Le -r- épenthétique et le ryûkyû (4)

Philologie d'Orient et d'Occident (36)

                                     Le 16/06/2010, Tokyo     K.

Le -r- épenthétique et le ryûkyû (4)

     La lingustique moderne présente un mot comme un ensemble composé de deux (ou trois) éléments : le signifiant (l'image acoustique), le signifié (le concept), et il s'y ajoute, s'il s'agit d'un nom commun, le référent (l'objet référé). Le signe linguistique, une des occupations majeures du linguiste moderne, est une entité psychique constituée du signifiant (son) et du signifié (sens). C'est là une conception chère aux pays alphabétiques.

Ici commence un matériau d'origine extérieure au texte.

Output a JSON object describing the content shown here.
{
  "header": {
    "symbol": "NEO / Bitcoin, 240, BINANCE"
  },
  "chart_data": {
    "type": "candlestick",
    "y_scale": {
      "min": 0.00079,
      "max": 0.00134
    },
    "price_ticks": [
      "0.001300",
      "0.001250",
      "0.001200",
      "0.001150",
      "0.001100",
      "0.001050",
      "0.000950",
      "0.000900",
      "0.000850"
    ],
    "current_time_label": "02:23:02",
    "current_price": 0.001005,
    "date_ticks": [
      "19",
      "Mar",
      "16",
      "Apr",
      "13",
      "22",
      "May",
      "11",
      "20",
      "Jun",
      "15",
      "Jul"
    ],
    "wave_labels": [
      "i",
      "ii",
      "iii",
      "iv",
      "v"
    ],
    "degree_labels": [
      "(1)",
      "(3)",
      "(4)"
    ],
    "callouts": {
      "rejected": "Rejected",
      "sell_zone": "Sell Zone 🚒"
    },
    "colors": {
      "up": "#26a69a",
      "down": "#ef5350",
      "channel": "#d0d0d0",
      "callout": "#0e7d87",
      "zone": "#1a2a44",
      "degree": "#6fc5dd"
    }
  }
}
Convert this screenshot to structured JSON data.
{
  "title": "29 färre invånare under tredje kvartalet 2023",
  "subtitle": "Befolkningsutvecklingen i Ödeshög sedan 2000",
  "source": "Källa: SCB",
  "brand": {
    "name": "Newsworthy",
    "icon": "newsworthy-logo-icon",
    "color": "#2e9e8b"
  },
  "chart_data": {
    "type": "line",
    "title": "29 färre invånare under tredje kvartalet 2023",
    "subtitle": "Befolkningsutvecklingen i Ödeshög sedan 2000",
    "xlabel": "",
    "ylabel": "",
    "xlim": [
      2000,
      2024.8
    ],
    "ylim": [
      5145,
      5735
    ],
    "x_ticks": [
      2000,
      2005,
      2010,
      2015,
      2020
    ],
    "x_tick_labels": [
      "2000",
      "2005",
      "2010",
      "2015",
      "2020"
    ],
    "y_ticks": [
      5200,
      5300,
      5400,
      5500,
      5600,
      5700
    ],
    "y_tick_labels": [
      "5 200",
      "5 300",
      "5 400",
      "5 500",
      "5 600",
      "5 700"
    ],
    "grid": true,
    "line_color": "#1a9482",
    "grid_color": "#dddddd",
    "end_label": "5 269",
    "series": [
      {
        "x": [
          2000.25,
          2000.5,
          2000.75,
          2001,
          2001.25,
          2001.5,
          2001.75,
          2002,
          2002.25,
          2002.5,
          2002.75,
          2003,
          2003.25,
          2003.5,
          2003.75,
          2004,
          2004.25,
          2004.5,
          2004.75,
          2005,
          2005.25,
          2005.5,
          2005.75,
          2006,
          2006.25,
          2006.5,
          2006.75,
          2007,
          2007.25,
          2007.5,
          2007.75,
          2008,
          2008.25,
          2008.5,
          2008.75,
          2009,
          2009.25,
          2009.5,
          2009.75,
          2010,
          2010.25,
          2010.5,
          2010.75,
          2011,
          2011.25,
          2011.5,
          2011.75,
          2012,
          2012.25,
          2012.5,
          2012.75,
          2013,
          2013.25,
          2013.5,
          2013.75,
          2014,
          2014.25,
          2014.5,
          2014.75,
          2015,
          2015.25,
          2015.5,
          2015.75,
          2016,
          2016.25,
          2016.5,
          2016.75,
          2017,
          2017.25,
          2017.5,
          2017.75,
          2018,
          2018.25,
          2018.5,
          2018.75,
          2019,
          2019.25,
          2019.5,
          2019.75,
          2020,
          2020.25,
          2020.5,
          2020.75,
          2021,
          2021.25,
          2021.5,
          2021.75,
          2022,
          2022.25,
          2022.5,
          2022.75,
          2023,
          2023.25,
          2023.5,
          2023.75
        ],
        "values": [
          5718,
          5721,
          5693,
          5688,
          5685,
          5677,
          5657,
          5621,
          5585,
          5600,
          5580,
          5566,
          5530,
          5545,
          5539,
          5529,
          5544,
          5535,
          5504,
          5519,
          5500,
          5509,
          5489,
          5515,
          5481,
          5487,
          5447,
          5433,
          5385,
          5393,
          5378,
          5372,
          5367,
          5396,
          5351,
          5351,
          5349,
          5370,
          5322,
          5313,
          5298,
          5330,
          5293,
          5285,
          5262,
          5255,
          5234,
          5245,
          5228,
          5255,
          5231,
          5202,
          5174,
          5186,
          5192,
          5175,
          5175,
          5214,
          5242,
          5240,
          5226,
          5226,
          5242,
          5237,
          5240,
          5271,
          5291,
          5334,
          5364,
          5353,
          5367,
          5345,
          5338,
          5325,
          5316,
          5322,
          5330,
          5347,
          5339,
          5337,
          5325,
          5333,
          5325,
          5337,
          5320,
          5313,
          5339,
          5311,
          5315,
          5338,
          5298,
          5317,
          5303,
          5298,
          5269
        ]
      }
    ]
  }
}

    Dans cette trilogie du signe linguistique occidental, quel rôle peut jouer l'écriture chinoise ? Le kanji est plutôt une image visuelle qu'acoustique. Le sens est étroitement lié avec cette image visuelle. On eut recours, pour représenter un pronom personnel de la première personne du singulier « je » qui était alors [nga] en chinois ancien, à une image de deux tridents s'entrechoquant, 我 qui rendrait le son [nga]. Mais qui pourrait imaginer, sans en être informé auparavant, ce sens ? C'est de façon très imparfaite et indirecte que le kanji pouvait représenter son et sens, c'est-à-dire, un signe linguistique.
    D'autre part, bien qu'il ait été à l'origine une sorte d'idéogrammes, l'alphabet excelle à représenter des sons mais pas les sens. Pour signifier un sens, il faut que ce soit une syllabe composée de plusieurs phonèmes (représentés par les caractères alphabétiques correspondants). Vain, vingt, vin, (il) vint. Ces quatre homonymes français, bien différenciés à vue, ont besoin de contextes pour être compris oralement. En pareil cas, le chinois dispose de l'accent à quatre voix qui tient lieu de contextes. En écriture, par contre, le problème est le même, c'est-à-dire, au fond visuel. Mais, en alphabet, le sens est mieux lié à l'ouïe qu'à la vue, tandis que le kanji, mieux à la vue qu'à l'ouïe.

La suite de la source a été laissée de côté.